1 Noting your deadlines

When you get an assignment, note down the deadlines. Some people use a calendar app on their phone. My preference is a paper year planner, for two reasons. Firstly, I can see all the deadlines clearly. Secondly – and this is crucial for planning – I can see the deadlines in relation to each other. I keep this year planner exclusively for deadlines because I don’t want my deadlines muddled up with social arrangements and laundry day. If your deadline calendar isn’t cluttered, you focus better on the deadlines themselves.

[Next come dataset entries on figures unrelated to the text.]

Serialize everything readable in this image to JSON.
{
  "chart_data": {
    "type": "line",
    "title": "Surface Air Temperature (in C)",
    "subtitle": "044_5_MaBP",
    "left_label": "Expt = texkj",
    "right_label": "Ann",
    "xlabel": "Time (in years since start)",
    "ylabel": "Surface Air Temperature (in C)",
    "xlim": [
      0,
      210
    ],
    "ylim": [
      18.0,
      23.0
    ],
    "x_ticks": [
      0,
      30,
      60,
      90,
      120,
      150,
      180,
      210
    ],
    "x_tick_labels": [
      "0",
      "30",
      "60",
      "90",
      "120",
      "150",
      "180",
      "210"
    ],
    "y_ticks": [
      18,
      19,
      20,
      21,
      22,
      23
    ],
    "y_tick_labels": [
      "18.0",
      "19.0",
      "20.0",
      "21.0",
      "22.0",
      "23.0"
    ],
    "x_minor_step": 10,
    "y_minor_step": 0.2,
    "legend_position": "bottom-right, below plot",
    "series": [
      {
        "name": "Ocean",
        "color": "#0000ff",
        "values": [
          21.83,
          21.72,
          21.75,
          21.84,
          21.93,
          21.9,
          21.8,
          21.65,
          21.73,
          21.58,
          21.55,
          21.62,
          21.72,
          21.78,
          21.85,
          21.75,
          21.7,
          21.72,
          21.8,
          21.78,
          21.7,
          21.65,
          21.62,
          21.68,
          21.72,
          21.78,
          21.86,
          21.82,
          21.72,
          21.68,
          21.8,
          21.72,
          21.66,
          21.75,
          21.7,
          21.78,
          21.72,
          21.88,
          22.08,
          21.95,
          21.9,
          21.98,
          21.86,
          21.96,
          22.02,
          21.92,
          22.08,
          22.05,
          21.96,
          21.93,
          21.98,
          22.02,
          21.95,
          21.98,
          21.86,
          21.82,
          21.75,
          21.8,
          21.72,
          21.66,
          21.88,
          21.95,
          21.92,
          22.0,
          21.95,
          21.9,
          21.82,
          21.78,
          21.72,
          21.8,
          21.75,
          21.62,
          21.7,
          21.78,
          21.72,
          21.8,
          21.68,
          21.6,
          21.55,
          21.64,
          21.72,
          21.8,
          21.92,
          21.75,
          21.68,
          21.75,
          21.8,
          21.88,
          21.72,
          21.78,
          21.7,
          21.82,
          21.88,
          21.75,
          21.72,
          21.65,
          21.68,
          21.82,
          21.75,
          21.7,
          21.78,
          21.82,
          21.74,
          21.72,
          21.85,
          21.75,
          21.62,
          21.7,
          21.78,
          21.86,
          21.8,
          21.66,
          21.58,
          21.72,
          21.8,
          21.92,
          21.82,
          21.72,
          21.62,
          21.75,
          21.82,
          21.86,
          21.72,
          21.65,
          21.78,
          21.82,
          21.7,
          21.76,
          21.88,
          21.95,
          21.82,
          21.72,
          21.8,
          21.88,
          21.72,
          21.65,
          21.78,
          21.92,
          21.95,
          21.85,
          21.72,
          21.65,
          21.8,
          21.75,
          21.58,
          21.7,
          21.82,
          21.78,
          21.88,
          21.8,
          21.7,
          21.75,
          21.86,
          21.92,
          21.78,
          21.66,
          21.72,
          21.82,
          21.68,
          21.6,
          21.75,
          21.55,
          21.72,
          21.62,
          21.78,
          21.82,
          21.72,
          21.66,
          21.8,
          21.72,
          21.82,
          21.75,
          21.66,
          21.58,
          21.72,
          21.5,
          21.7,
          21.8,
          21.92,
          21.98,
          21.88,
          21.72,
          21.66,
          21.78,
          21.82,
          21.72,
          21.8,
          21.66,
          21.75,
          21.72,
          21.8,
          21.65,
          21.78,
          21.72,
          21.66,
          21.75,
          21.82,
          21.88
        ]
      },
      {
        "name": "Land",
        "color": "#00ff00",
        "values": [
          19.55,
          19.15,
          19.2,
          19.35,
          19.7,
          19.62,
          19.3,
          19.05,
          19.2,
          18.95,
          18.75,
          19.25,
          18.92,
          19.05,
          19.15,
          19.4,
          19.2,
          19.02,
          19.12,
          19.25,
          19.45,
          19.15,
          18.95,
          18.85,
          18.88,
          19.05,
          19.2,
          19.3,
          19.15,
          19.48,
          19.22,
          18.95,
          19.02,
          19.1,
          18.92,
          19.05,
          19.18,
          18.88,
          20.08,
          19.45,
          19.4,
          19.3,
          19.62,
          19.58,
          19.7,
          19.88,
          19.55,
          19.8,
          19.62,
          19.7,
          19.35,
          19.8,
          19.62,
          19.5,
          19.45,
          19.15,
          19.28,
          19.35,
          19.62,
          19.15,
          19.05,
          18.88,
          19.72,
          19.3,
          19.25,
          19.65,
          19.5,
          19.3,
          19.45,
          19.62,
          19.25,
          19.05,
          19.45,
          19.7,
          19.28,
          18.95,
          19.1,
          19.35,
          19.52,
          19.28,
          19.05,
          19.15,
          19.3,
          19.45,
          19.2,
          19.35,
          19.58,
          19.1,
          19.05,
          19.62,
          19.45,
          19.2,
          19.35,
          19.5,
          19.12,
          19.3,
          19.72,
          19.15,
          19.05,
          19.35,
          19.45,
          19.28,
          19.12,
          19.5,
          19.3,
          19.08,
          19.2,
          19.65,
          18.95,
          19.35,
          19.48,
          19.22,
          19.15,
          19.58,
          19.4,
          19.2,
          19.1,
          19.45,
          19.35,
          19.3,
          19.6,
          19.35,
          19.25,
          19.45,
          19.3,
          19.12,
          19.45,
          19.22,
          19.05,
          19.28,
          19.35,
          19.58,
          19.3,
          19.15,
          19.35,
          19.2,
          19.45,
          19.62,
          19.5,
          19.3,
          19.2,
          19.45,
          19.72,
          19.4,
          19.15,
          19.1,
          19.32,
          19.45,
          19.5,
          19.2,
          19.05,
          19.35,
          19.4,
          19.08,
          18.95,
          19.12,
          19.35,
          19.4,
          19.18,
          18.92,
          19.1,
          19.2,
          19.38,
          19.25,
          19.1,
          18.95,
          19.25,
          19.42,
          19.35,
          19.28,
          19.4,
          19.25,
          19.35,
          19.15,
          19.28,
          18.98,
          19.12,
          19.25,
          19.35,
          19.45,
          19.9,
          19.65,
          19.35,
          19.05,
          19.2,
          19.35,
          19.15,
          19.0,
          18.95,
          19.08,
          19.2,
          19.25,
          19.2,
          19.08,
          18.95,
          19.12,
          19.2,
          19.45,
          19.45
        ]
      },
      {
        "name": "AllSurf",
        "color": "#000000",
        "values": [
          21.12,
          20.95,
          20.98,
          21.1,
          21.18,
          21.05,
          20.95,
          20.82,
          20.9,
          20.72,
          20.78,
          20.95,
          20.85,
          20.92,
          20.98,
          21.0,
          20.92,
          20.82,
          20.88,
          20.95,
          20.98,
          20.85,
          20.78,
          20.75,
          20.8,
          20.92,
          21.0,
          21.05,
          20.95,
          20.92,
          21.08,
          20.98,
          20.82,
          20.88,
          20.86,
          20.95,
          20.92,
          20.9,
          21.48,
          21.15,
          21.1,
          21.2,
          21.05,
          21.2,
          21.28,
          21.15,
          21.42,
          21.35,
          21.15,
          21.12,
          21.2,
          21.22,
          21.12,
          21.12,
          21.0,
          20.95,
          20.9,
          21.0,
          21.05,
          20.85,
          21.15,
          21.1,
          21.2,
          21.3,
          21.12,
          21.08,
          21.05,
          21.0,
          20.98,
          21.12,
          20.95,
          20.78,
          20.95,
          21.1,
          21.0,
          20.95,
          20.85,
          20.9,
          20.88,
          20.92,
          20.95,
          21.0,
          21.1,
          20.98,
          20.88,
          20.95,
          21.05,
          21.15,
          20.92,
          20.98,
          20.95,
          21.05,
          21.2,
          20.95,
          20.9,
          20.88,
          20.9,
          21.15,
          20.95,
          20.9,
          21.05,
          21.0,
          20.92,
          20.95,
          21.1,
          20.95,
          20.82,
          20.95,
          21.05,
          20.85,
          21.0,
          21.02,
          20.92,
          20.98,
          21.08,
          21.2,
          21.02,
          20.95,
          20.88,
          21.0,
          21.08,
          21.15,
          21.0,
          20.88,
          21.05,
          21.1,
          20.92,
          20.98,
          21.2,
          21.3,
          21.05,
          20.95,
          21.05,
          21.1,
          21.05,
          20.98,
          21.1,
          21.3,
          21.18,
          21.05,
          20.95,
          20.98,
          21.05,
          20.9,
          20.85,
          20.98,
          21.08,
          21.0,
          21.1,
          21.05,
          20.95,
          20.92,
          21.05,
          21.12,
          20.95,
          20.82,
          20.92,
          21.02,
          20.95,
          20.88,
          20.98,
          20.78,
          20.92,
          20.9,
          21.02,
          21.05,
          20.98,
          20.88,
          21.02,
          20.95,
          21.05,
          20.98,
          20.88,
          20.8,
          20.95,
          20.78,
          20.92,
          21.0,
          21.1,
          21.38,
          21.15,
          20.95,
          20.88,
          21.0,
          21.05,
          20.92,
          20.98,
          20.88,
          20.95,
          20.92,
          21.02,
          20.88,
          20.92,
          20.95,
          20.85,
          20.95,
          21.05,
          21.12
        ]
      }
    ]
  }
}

Image credit: arellis49, Creative Commons

2 Create false deadlines

Starting university is the perfect opportunity to break poor writing habits, for example, being a right-up-to-the-wire deadline scrambler. Scramblers have little time for editing and often lose marks unnecessarily. If you’re a scrambler, try moving your assignment deadlines forward by a few days. Stick to your deadline for writing and use the extra days to edit. This technique will pay off throughout your university career and could even boost your final degree classification.

3 Resist extensions

I went to university as a mature student with three small children. On Day One I made a vow: unless the sky had fallen in, I would never ask for an extension. Extensions are tempting but they seldom resolve a problem, and the assignment’s still hovering. When tempted, I tried using 30-minute slots to focus on particular aspects of an assignment, such as researching one theme; sketching out a plan; drafting one paragraph. It worked for me. I graduated extension-free. It could work for you.